と、そこで以前にかけっこしようという約束をしたのを思い出した。なので、
「島風。それじゃ今から私も混ぜてもらってもいいだろうか?」
「いいの……?」
「あなた、大丈夫? 島風が走り出すとどこまでも走らされるわよ?」
「まぁ、そうだろうけど無下に断るのも悪いだろう? だからこれくらいなら付き合ってもいいと思ってな」
「やったー!」
「ギッギッ!」
「ギギィ!」
島風がそれで喜びを表現するために跳び跳ねていて、連装砲ちゃんと連装砲くんも一緒になって跳び跳ねているではないか。

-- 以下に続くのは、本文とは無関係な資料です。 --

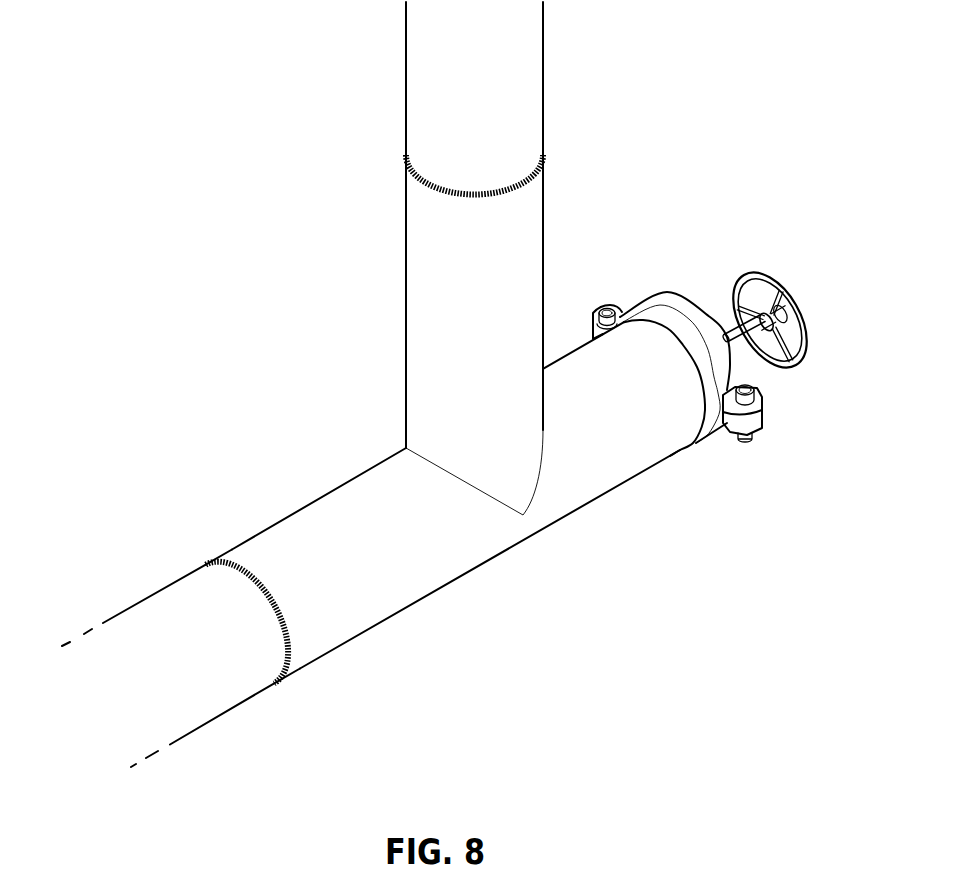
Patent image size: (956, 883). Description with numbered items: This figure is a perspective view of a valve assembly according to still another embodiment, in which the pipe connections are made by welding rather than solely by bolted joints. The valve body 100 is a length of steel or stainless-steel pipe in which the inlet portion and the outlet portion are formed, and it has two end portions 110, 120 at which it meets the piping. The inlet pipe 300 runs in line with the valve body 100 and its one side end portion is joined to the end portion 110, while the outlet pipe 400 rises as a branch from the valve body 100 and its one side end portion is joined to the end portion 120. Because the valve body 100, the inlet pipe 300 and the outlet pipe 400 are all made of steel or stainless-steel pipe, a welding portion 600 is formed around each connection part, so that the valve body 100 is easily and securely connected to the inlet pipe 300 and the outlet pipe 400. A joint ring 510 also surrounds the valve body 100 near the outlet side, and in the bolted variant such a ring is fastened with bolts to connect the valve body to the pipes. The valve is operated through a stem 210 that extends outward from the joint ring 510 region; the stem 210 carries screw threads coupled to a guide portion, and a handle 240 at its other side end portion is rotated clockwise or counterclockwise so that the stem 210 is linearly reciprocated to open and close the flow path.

The valve body 100 is at (455, 564).
The end portion 110 is at (288, 657).
The end portion 120 is at (538, 186).
The stem 210 is at (732, 291).
The handle 240 is at (765, 268).
The inlet pipe 300 is at (208, 712).
The outlet pipe 400 is at (530, 63).
The joint ring 510 is at (663, 297).
The welding portion 600 is at (544, 162).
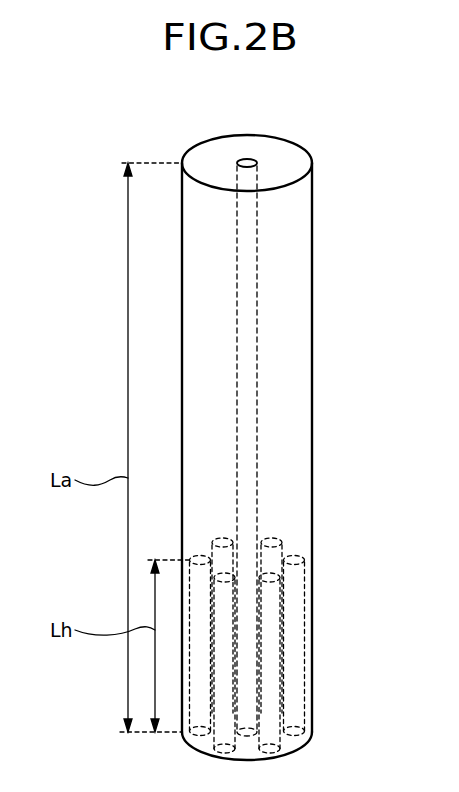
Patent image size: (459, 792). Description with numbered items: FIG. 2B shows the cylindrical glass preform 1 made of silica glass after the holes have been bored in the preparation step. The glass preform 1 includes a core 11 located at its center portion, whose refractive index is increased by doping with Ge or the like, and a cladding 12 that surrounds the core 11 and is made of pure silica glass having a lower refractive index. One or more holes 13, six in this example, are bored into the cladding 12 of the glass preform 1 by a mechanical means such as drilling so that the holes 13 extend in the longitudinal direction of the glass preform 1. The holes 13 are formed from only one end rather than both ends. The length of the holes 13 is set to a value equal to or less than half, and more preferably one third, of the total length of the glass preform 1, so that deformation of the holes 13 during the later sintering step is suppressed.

The glass preform 1 is at (428, 140).
The core 11 is at (247, 283).
The cladding 12 is at (295, 479).
The holes 13 is at (293, 657).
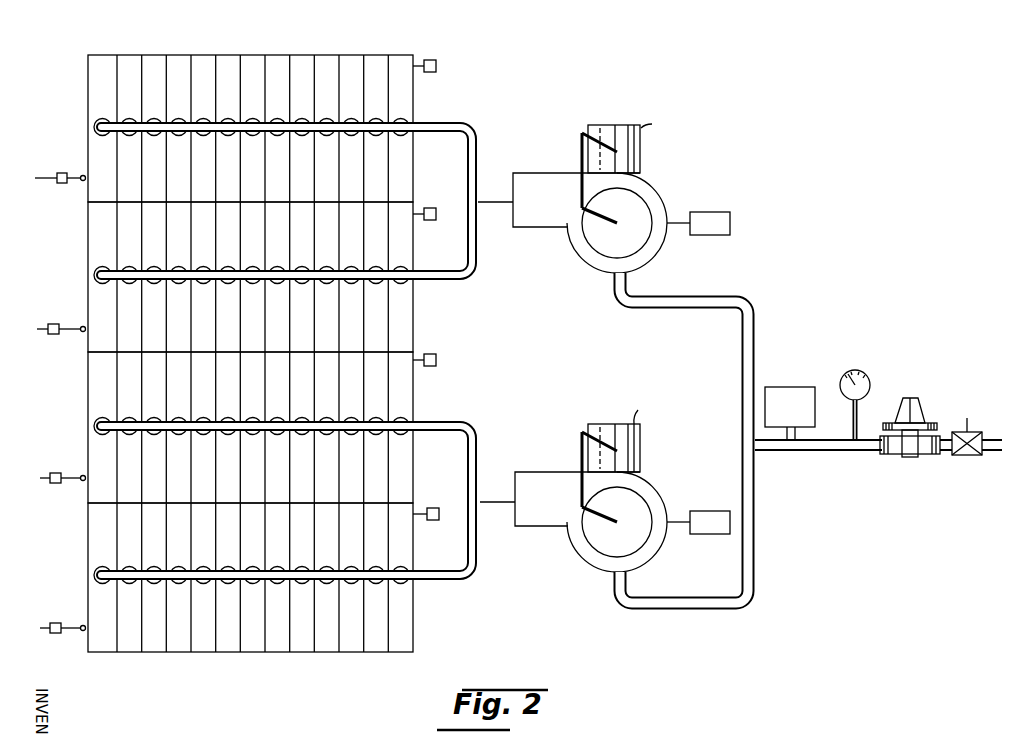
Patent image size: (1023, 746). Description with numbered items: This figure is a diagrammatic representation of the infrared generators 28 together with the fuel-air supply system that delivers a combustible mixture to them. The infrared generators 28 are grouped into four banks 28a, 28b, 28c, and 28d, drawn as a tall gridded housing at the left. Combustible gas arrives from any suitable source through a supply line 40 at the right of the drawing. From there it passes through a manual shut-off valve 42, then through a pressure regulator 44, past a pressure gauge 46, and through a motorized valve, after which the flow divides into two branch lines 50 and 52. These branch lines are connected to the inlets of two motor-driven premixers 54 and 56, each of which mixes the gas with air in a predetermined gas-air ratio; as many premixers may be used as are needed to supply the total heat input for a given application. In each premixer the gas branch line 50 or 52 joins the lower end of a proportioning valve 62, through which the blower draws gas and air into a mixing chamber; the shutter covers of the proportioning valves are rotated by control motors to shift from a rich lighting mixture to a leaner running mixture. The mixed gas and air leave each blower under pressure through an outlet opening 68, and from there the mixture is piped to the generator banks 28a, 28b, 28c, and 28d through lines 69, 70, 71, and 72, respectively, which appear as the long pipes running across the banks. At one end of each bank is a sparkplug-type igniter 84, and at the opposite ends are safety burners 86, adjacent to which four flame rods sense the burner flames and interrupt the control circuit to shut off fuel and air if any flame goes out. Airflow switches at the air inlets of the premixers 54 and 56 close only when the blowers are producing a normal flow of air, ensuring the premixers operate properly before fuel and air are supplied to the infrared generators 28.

The infrared generators 28 is at (313, 248).
The bank of infrared generators 28a is at (262, 42).
The bank of infrared generators 28b is at (88, 240).
The bank of infrared generators 28c is at (88, 390).
The bank of infrared generators 28d is at (178, 652).
The supply line 40 is at (993, 453).
The manual shut-off valve 42 is at (967, 418).
The pressure regulator 44 is at (912, 398).
The pressure gauge 46 is at (854, 370).
The branch line 50 is at (755, 333).
The branch line 52 is at (755, 525).
The motor-driven premixer 54 is at (662, 159).
The motor-driven premixer 56 is at (672, 481).
The proportioning valve 62 is at (640, 238).
The outlet opening 68 is at (545, 173).
The line 69 is at (440, 122).
The line 70 is at (430, 270).
The line 71 is at (433, 420).
The line 72 is at (430, 568).
The sparkplug-type igniter 84 is at (431, 60).
The safety burner 86 is at (83, 175).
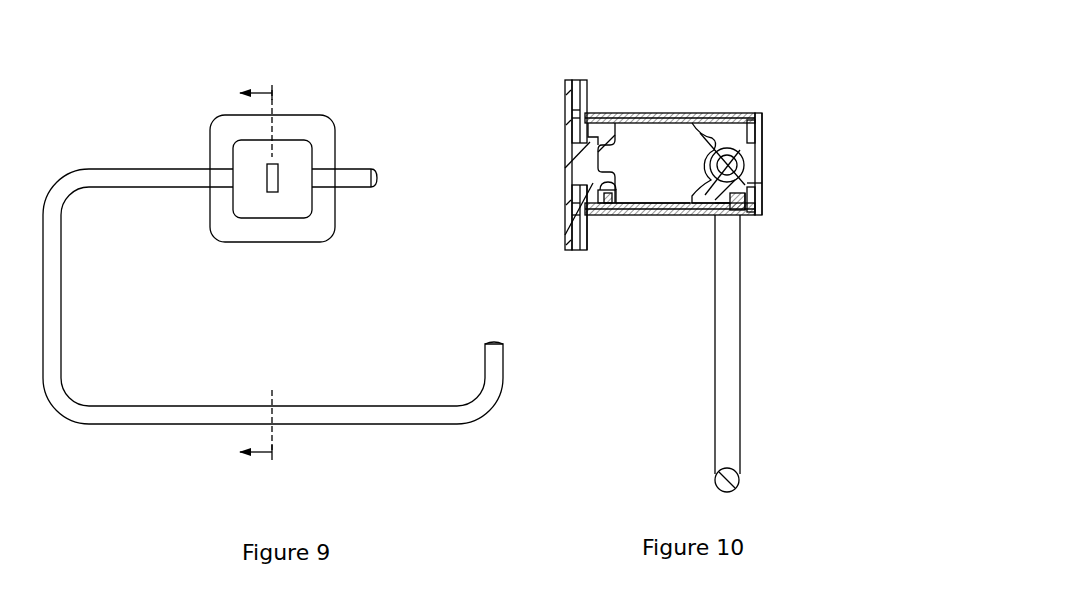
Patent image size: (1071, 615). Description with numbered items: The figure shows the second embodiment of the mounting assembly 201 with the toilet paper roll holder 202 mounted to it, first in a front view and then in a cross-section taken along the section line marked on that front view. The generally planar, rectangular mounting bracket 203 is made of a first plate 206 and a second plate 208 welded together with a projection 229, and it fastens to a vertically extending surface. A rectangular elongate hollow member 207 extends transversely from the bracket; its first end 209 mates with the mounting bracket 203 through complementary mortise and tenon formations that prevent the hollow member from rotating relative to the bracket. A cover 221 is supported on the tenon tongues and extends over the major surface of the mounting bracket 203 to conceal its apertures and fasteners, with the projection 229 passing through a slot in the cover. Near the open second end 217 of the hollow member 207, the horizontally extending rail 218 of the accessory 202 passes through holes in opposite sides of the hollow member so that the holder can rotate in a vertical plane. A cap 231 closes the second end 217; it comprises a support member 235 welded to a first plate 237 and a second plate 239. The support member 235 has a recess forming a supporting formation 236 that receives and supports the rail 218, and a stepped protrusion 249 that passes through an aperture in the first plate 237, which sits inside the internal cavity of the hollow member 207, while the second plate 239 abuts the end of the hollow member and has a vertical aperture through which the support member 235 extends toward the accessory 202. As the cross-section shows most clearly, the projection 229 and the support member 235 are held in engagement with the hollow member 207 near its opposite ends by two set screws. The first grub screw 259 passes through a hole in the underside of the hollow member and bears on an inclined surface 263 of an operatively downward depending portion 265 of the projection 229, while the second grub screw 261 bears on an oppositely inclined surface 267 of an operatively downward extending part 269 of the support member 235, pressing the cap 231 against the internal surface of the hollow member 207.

In FIG. 9, the mounting assembly 201 is at (147, 132).
In FIG. 10, the mounting assembly 201 is at (532, 100).
In FIG. 9, the toilet paper roll holder 202 is at (142, 423).
In FIG. 10, the toilet paper roll holder 202 is at (715, 418).
In FIG. 10, the mounting bracket 203 is at (575, 72).
In FIG. 10, the first plate 206 is at (565, 237).
In FIG. 10, the elongate hollow member 207 is at (675, 115).
In FIG. 10, the second plate 208 is at (575, 250).
In FIG. 10, the first end 209 is at (592, 108).
In FIG. 10, the second end 217 is at (748, 110).
In FIG. 10, the rail 218 is at (733, 163).
In FIG. 9, the cover 221 is at (283, 125).
In FIG. 10, the cover 221 is at (592, 250).
In FIG. 10, the projection 229 is at (590, 152).
In FIG. 9, the cap 231 is at (295, 172).
In FIG. 10, the cap 231 is at (763, 110).
In FIG. 10, the support member 235 is at (717, 130).
In FIG. 10, the supporting formation 236 is at (738, 177).
In FIG. 10, the first plate 237 is at (762, 120).
In FIG. 10, the second plate 239 is at (760, 133).
In FIG. 9, the stepped protrusion 249 is at (280, 190).
In FIG. 10, the stepped protrusion 249 is at (732, 163).
In FIG. 10, the grub screw 259 is at (616, 204).
In FIG. 10, the grub screw 261 is at (740, 215).
In FIG. 10, the inclined surface 263 is at (617, 210).
In FIG. 10, the downward depending portion 265 is at (632, 210).
In FIG. 10, the inclined surface 267 is at (748, 190).
In FIG. 10, the downward extending part 269 is at (720, 213).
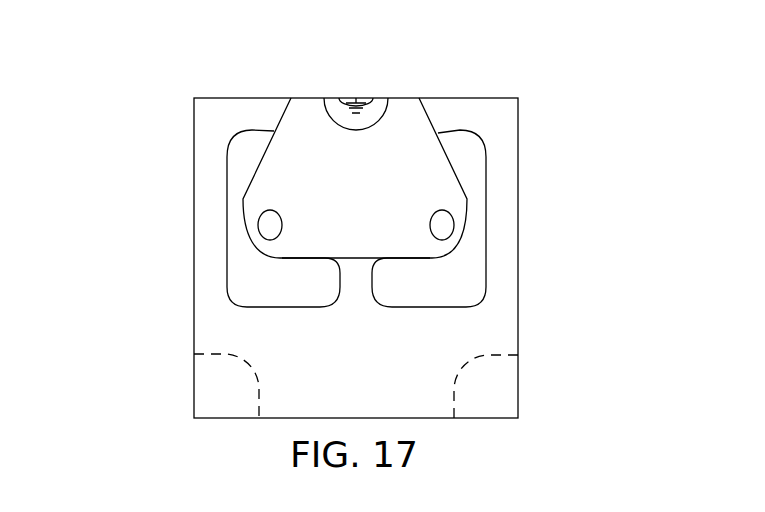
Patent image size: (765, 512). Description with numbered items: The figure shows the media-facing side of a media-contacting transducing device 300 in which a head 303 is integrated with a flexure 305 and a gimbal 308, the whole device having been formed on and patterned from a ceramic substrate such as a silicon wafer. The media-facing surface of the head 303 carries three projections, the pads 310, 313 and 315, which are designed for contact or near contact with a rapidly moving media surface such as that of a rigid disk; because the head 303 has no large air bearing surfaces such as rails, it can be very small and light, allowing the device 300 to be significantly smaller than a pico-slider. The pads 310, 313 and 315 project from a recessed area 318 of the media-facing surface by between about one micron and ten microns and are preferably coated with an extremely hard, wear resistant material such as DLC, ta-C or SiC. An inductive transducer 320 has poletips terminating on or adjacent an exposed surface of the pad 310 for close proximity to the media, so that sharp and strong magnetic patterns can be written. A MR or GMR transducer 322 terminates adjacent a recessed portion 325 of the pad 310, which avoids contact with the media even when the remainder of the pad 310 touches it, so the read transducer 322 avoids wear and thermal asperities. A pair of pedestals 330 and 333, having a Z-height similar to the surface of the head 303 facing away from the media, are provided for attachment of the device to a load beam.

The transducing device 300 is at (130, 194).
The head 303 is at (468, 207).
The flexure 305 is at (194, 257).
The gimbal 308 is at (242, 105).
The pad 310 is at (381, 119).
The pad 313 is at (282, 232).
The pad 315 is at (430, 233).
The recessed area 318 is at (376, 204).
The inductive transducer 320 is at (351, 119).
The MR or GMR transducer 322 is at (354, 101).
The recessed portion 325 is at (336, 114).
The pedestal 330 is at (202, 385).
The pedestal 333 is at (510, 388).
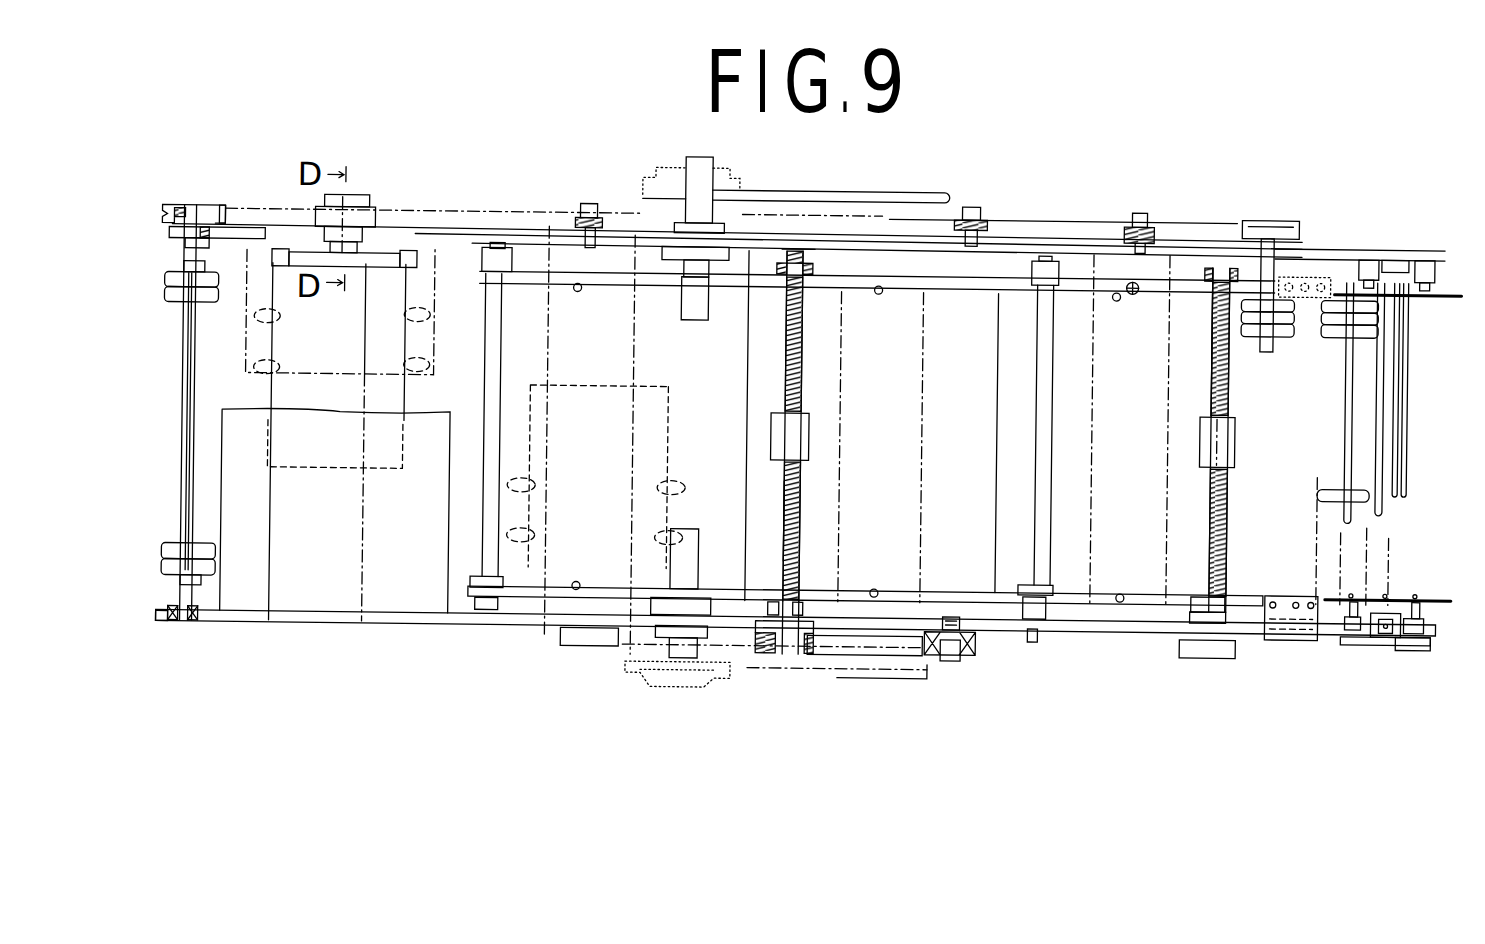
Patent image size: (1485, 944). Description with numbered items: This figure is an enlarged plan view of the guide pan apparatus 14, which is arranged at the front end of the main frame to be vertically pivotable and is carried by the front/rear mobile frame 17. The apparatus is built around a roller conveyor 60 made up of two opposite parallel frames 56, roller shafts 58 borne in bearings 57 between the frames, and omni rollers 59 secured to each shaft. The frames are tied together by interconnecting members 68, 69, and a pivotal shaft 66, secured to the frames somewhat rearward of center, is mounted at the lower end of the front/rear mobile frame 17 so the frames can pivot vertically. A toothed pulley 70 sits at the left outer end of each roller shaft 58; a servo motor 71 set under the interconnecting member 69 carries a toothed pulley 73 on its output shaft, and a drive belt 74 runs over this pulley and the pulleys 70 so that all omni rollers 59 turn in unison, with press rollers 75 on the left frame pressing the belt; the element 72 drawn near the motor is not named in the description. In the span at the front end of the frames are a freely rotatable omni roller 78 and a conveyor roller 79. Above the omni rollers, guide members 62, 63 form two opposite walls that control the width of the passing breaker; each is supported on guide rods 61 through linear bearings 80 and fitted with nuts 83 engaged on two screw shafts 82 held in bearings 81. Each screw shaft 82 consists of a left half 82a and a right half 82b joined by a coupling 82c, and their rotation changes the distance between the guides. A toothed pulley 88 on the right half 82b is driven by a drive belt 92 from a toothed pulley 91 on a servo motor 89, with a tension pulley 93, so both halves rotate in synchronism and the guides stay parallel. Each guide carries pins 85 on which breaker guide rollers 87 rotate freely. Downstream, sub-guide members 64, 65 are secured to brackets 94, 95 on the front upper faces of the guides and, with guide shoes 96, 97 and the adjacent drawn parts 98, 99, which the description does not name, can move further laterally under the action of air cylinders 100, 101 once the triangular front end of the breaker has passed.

The guide pan apparatus 14 is at (1035, 216).
The front/rear mobile frame 17 is at (773, 188).
The frame 56 is at (253, 228).
The bearing 57 is at (178, 244).
The roller shaft 58 is at (180, 450).
The omni roller 59 is at (170, 300).
The roller conveyor 60 is at (1100, 305).
The guide rod 61 is at (492, 244).
The guide member 62 is at (940, 288).
The guide member 63 is at (1076, 617).
The sub-guide member 64 is at (1440, 291).
The sub-guide member 65 is at (1445, 590).
The pivotal shaft 66 is at (682, 652).
The interconnecting member 68 is at (530, 600).
The interconnecting member 69 is at (404, 618).
The toothed pulley 70 is at (166, 214).
The servo motor 71 is at (395, 282).
The bolt 72 is at (345, 216).
The toothed pulley 73 is at (368, 250).
The drive belt 74 is at (908, 194).
The press roller 75 is at (580, 210).
The omni roller 78 is at (1330, 492).
The conveyor roller 79 is at (1405, 398).
The linear bearing 80 is at (490, 262).
The bearing 81 is at (760, 632).
The screw shaft 82 is at (800, 505).
The left half screw shaft 82a is at (1212, 393).
The right half screw shaft 82b is at (800, 540).
The coupling 82c is at (805, 435).
The nut 83 is at (775, 283).
The pin 85 is at (1137, 289).
The breaker guide roller 87 is at (576, 294).
The toothed pulley 88 is at (768, 652).
The servo motor 89 is at (495, 552).
The toothed pulley 91 is at (585, 648).
The drive belt 92 is at (640, 648).
The tension pulley 93 is at (955, 661).
The bracket 94 is at (1305, 256).
The bracket 95 is at (1293, 635).
The guide shoe 96 is at (1340, 275).
The guide shoe 97 is at (1352, 630).
The roller 98 is at (1372, 272).
The bolt 99 is at (1360, 590).
The air cylinder 100 is at (1400, 252).
The air cylinder 101 is at (1386, 630).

「連装砲くんまで……もうそれじゃ仕方がないわね。私も付き合ってあげるわよ」
一人仲間はずれも嫌だったようで頬を赤くさせながら天津風も付き合うと言ってくれた。
ふふ、素直じゃないなぁ……。
「………なによ? あなた、なにか変なこと考えていないかしら?」
「そんな事はないぞー? それじゃ仕事を終わらせたあとに走りにでもいくとしようか」
「わーい!」
それで私たちは仕事を終わらせたあと、鎮守府周りを何度も走り込みをしていた。
そしていい感じに時間は経過して息も絶え絶えになりながらも、
「少しは気張らしになったかな……はぁ、はぁ……」
「そ、そうね……余計に暑くもなったけどね」
「提督も天津風ちゃんも情けないよー!」
私と天津風はかなり疲労しているのにまだ島風は元気のようだった。
この有り余る体力はどこから湧いてくるのか……?
まぁ、楽しかったので私は島風の頭に手を乗せて撫でてやりながらも、
「今日は楽しかったよ島風」
「うん! 私も楽しかったです! また走ろうね!」
「私は当分はもういいわ……」
私も天津風には同意しておきたいかな。
そんな事を思っていた帰りに、
《提督、お疲れ様です》
「ああ。榛名」
《もう今日はすぐにお風呂に入って汗を流してしまいましょう》
「そうだな」
それで私はすぐにお風呂に入ったんだけど金剛が乱入してきたので休まる暇がなかったなと思った次第だった。
今回は前から書きたかった二人を出していました。
イベントに突入したらほとんどキャラ話はできませんから今のうちにやっておくのもいいですよね。